Meta Refresh 2014

On the construction of user interface on the web

Bram Pitoyo

@bram

Faster (and Coincidentally More Secure) Webfonts

Submitted Jan 6, 2014

  • See how modern webfonts got here
  • Learn how to subset, embed, compress and precache your own webfonts
  • See benchmarks of different optimization methods
  • See at least one incredibly fun (though rather impractical) hack
  • Learn why the future looks even more exciting (and not just for webfonts)

Outline

It’s 2014. As cloud-hosted webfonts becomes the preferred way to go, it’s high time we understand methods that they use to make webfonts load faster and more resistant to copying, that you can pick and choose to optimize your next project.
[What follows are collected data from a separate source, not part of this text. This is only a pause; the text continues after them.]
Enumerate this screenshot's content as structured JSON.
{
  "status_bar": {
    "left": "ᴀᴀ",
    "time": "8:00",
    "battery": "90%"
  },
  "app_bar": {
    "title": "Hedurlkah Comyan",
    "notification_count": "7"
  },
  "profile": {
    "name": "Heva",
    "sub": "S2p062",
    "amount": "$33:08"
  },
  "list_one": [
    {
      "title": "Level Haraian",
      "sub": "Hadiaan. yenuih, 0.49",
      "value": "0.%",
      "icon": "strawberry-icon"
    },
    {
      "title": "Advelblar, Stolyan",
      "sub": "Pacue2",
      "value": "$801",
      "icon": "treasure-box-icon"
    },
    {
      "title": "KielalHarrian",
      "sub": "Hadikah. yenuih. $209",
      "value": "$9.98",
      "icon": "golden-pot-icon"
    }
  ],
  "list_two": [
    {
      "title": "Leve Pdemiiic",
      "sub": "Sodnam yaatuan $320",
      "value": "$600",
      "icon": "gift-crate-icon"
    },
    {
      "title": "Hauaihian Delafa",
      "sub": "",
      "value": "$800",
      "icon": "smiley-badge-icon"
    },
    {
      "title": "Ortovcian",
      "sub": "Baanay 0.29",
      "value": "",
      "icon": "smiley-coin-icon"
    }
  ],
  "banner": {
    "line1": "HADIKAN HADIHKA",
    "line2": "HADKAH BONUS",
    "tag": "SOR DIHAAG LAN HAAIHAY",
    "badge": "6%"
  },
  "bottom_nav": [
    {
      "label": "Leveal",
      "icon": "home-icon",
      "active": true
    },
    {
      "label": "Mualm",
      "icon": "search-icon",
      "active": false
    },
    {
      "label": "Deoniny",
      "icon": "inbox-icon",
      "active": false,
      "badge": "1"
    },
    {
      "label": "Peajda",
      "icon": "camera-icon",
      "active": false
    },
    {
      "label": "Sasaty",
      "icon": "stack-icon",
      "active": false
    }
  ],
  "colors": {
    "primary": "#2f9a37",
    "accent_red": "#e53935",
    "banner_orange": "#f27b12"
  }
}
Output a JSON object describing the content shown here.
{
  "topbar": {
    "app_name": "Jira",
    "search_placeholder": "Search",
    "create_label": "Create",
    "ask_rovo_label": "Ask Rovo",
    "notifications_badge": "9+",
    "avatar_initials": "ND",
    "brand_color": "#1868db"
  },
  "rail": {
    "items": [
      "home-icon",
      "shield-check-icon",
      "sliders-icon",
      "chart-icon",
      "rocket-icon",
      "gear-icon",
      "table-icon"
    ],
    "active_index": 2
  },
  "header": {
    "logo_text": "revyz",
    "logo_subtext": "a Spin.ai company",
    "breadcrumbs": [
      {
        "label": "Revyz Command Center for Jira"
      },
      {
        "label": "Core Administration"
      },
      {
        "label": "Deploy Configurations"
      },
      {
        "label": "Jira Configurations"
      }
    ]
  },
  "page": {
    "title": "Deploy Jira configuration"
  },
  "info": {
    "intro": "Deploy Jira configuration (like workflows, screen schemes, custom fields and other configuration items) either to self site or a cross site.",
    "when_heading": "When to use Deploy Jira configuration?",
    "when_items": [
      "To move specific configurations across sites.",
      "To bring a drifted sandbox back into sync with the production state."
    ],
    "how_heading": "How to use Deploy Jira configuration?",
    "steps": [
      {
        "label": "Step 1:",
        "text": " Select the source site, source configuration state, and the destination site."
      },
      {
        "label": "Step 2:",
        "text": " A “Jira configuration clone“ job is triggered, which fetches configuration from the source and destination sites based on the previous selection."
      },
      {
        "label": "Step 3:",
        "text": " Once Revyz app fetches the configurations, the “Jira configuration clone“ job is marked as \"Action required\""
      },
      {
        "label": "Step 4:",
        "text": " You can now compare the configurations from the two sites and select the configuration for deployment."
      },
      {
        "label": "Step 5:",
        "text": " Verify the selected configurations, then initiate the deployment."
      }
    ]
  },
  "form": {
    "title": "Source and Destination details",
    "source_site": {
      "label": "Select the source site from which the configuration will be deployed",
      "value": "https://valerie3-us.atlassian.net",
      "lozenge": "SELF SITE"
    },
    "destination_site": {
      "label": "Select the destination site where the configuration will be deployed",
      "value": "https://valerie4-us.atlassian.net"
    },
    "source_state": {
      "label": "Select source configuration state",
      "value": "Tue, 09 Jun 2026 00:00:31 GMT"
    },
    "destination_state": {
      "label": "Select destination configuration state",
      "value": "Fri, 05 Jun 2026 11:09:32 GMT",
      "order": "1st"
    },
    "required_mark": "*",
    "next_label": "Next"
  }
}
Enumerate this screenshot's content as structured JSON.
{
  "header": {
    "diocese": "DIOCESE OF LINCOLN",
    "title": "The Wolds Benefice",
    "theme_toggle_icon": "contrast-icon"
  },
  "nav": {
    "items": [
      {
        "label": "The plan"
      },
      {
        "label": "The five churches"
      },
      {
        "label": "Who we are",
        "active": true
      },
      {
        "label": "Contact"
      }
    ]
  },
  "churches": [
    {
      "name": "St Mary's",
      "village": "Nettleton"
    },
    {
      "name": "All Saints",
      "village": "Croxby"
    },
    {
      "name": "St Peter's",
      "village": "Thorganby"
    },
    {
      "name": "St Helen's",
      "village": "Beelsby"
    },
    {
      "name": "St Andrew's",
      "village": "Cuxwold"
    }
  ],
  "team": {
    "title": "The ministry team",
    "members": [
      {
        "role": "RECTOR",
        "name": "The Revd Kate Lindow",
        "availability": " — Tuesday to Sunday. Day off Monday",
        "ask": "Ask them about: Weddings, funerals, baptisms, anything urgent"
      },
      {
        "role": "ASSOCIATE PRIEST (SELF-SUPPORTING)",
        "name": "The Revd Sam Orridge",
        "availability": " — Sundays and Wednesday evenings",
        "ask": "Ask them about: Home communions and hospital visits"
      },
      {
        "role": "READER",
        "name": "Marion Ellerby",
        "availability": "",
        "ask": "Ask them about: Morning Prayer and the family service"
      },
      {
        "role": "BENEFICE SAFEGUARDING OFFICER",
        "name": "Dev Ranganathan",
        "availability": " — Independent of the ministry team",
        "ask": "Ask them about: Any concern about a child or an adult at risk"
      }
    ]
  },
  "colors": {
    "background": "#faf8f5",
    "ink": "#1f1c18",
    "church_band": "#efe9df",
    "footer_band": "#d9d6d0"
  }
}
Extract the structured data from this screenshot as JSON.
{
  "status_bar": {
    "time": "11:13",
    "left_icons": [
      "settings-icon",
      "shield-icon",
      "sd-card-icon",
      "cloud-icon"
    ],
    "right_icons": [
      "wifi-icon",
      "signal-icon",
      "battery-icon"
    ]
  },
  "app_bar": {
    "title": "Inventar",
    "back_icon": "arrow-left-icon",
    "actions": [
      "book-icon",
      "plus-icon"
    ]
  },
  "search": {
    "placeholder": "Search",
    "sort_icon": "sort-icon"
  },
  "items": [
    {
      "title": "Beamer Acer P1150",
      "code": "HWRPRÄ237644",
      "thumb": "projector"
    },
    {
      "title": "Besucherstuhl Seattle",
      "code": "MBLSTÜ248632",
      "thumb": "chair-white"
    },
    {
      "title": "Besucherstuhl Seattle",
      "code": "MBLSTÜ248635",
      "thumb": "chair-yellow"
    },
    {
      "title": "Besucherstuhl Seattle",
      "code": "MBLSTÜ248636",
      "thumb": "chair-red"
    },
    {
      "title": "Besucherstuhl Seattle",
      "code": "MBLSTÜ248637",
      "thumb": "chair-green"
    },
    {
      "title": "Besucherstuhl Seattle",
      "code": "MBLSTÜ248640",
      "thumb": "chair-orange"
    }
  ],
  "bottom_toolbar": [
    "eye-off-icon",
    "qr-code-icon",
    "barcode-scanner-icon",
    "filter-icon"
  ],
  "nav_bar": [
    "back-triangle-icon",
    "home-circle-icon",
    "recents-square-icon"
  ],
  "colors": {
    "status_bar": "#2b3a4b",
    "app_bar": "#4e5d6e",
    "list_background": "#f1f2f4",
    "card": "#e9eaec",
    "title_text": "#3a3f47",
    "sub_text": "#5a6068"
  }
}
  • How we got here: a history of methods and formats
    • TrueDoc (PFR)
    • Embedded OpenType (EOT)
    • Vector Markup Language (VML) and Scalable Vector Graphics (SVG)
    • Scalable Inman Flash Replacement (sIFR)
    • Web Open Font Format (WOFF)
    • System fonts on mobile devices: the incompatibility table
  • Explore current methods to secure webfonts
    • base64 embedding
    • subsetting (splitting into multiple font files, only loading the letters used)
      • Roll your own with connect-fonts
    • WOFF (zlib/gzip compression, then telling useragent to decode the file)
  • Compare the performance of each methods
    • Flash of unstyled texts (FOUT)
    • The problem of blank content, and how to prevent it:
      • Make separate CSS that only loads font file
      • Use JavaScript to precache font file
      • Hosting providers automate them for you (why load yet another copy of Open Sans if it’s been loaded by another site before?)
    • Parallel loading of smaller files
  • What’s next
    • Chromium started downloading fonts earlier (after style recalc)
    • Network Information API can prevent fonts from loading when bandwidth is low or metered

Speaker bio

At Mozilla, Bram Pitoyo is a design strategist and typographer who works at the nexus of user experience, architecture, community engagement and most other subjects.

The first iteration of this talk was presented in 2010, the point in time when webfonts was nascent, and when debates about the best way to embed fonts in a way that typefoundries would approve were still happening.